Miało być tak magicznie. Choinka, prezenty, wyszukane dania na pięknie przystrojonym stole. A dziecko płacze, marudzi, histeryzuje, wchodzi w konflikt z rodzeństwem o zabawki. Nie chce się przywitać z babcią i krzyczy, że chce wrócić do domu.
Święta: magiczne czy pełne napięcia?
Często marzą nam się magiczne święta – czas pełen miłości, radości, odpoczynku po całym pracowitym roku (i pracowitych przygotowaniach). A tymczasem bywa inaczej – nierzadko to właśnie w święta pojawia się więcej spięć i konfliktów, a zachowanie naszych dzieci nas zaskakuje, nieraz wręcz niepokoi i zawstydza (bo jak niby mamy wyjaśnić dawno niewidzianej babci, że na co dzień tak się nie zachowują i nie doświadczają aż tak intensywnych emocji?).
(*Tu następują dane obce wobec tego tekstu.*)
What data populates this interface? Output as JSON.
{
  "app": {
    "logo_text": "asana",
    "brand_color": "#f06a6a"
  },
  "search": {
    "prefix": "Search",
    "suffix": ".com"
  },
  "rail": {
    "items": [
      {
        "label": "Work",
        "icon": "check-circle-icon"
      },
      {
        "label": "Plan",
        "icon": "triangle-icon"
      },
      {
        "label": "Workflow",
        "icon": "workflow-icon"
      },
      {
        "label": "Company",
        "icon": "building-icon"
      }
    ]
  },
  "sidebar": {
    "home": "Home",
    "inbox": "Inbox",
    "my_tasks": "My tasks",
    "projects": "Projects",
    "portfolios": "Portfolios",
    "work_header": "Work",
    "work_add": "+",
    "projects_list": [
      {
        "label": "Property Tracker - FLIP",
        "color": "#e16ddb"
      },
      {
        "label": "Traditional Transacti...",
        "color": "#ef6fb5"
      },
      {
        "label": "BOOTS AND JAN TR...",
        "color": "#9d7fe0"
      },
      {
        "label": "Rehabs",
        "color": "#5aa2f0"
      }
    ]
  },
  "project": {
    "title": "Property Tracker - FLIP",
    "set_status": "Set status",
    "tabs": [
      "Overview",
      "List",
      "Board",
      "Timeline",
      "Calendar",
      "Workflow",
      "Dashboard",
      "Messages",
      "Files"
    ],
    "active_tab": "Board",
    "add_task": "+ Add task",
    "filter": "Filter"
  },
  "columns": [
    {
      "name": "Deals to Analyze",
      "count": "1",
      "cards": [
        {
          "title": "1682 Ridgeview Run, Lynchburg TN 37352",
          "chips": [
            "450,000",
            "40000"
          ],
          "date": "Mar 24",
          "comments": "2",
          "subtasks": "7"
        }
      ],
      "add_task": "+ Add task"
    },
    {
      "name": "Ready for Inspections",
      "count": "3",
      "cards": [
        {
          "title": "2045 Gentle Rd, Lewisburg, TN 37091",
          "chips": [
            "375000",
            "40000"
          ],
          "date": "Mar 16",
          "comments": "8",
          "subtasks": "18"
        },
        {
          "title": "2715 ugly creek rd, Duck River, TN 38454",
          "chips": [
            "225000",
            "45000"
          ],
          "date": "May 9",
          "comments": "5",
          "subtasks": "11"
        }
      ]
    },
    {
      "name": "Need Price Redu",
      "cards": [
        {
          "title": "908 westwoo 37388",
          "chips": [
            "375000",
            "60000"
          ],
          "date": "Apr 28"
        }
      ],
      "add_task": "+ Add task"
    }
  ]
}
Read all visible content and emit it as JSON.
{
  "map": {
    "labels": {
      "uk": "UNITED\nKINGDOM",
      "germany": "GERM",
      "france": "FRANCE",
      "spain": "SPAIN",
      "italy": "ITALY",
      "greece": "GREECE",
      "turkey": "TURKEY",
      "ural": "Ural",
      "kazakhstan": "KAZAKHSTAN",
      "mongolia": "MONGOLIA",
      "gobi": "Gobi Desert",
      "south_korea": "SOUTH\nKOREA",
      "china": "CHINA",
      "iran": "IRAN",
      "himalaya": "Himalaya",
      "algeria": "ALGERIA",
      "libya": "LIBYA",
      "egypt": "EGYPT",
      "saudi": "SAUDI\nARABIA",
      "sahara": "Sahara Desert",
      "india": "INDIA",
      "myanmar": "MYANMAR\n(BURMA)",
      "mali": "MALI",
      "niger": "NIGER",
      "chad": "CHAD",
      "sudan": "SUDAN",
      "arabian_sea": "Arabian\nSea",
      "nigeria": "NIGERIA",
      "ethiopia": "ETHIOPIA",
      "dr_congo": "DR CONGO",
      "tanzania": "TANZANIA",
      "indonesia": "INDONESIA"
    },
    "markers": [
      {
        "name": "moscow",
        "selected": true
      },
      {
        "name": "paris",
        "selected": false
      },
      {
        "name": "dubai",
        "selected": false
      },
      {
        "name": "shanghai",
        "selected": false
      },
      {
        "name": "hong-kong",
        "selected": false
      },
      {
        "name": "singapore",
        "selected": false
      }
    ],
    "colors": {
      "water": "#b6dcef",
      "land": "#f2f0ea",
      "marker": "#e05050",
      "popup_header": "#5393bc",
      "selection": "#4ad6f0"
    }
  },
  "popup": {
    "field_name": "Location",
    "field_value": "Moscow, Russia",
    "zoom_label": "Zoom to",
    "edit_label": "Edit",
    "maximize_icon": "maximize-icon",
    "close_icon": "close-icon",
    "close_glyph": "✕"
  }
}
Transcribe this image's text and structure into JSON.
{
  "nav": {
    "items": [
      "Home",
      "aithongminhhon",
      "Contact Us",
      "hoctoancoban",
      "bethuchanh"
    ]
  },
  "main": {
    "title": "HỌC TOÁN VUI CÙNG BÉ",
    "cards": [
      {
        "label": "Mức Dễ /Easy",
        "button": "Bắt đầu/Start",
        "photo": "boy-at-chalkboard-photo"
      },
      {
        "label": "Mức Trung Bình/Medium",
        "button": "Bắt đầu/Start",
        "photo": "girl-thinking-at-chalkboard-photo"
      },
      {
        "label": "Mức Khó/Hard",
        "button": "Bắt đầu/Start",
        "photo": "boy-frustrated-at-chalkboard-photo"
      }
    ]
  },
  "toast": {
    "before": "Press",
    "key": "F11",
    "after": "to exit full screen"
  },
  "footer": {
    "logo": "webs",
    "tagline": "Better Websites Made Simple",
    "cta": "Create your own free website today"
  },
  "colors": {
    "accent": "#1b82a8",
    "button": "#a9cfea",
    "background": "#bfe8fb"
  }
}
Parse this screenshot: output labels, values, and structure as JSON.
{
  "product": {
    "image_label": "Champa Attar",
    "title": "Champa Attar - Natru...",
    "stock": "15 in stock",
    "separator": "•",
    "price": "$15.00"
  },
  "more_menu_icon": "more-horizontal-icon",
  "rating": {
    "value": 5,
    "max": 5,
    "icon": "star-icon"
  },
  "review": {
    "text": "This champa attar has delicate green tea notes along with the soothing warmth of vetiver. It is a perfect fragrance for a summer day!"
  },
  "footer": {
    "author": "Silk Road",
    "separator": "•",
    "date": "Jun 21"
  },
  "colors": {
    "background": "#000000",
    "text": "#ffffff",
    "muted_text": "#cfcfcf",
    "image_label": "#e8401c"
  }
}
Święta mogą być wspaniałym czasem – czasem odpoczynku, odbudowania więzi rodzinnych i radosnego bycia razem. Jednak mogą być też niełatwe dla dziecka, którego układ nerwowy automatycznie reaguje na przedświąteczną gorączkową atmosferę, zmianę rutyny i wiele innych stresorów. I pod wpływem tego napięcia zachowuje się inaczej (często gorzej) niż zazwyczaj. Na przykład wyrywa bratu z rąk jego nowy prezent i krzyczy, że też chce taki (chociaż nigdy nie bawi się klockami Lego), a wymarzonym pluszakiem, który właśnie dostał, rzuca o ścianę.
Bywa, że trudno nam pojąć takie zachowania. Zachęcam jednak, by im się przyjrzeć jako reakcjom stresowym, jak zaleca Stuart Shanker, twórca podejścia Self-Reg opartego na samoregulacji.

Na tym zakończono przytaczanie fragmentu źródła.